Tehran’s fiery rhetoric comes after the West slapped sanctions on the regime for “brutally” cracking down on protesters.
Iran announced on Tuesday it would respond to EU and UK sanctions, vowing to target entities in the West that “violate human rights”.
Tehran said it “strongly condemned” new sanctions imposed by Brussels and London over the weekend in response to the regime’s violent crackdown on protesters.
It warned retaliatory measures would soon follow.
“The Islamic Republic will soon announce a list of new sanctions against the human rights violators of EU and England,” Iran’s Foreign Ministry Spokesperson Nasser Kanaani said in a statement.
“The action of the European Union and the British regime is a sign of their mental inability to properly understand the realities of Iran,” Kanaani was quoted as saying by the Iranian news agency IMNA.
“They are against the authorities of the Islamic Republic,” he added.
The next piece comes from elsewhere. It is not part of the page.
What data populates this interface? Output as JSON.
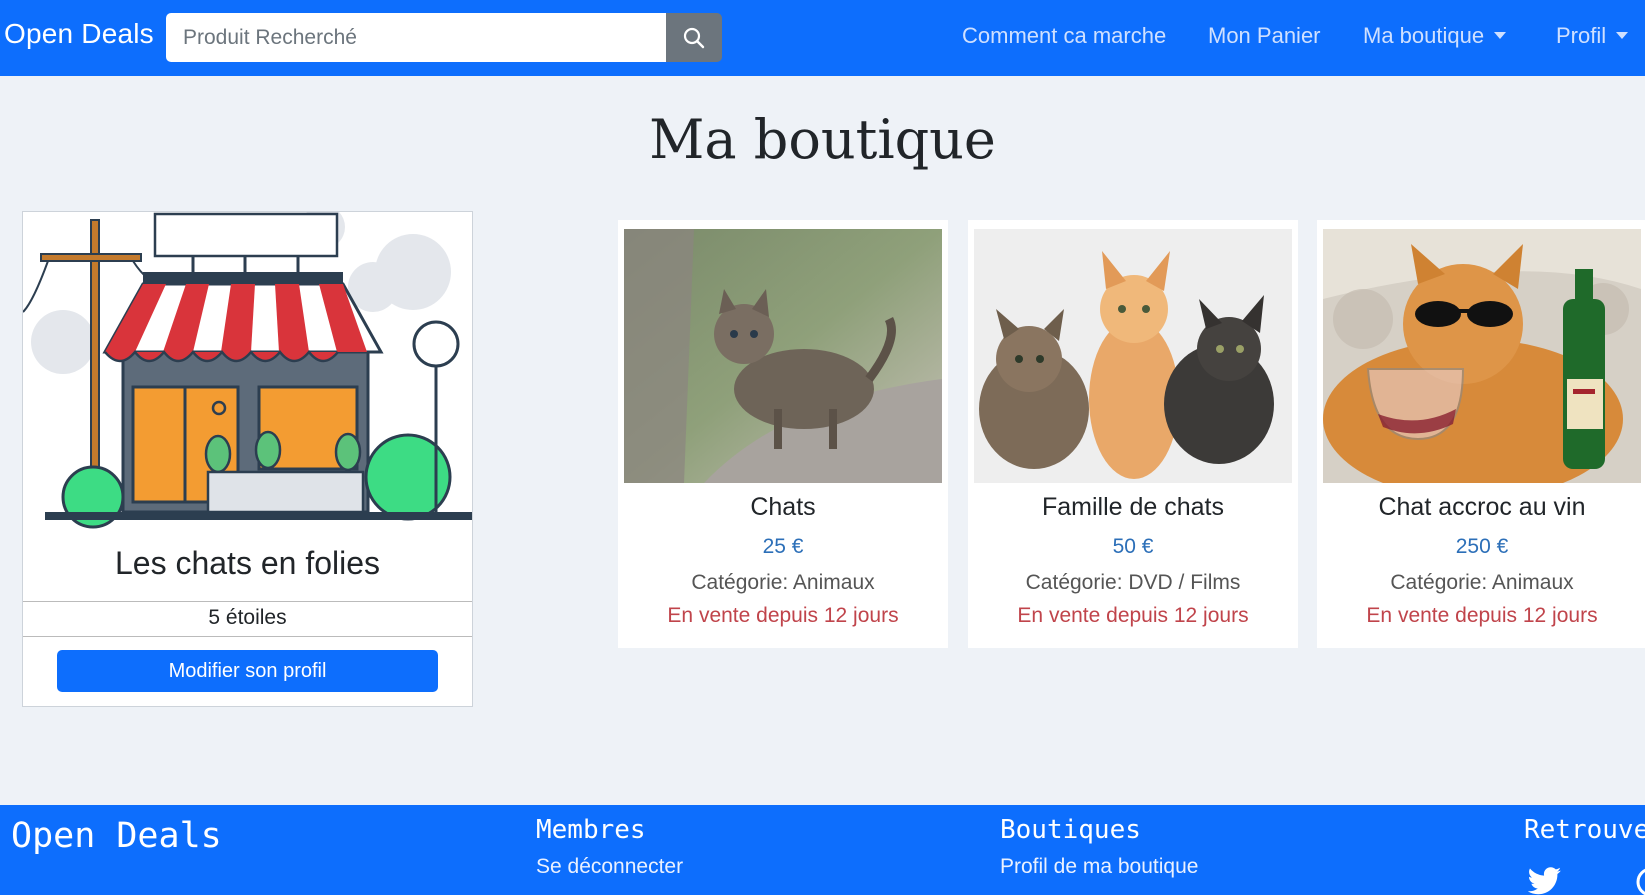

The EU slapped sanctions on more than 30 Iranian officials and organisations, including units of the powerful Revolutionary Guards, blaming them for a “brutal” crackdown on unrest and other human rights abuses.
The US and UK also issued new sanctions against Iran, reflecting a deterioration in the West’s already dire relations with Tehran.
The sanctions are the latest response to Iran’s deadly clampdown on unrest, sparked by the death of young Iranian Kurdish woman Mahsa Amini in morality police custody in September.
Four months after the start of anti-government unrest, the US-based Human Rights Activists News Agency, says 516 protesters have been killed, including 70 children.
The latest figures from the group put the number of people arrested at more than 19,200, among them 687 students.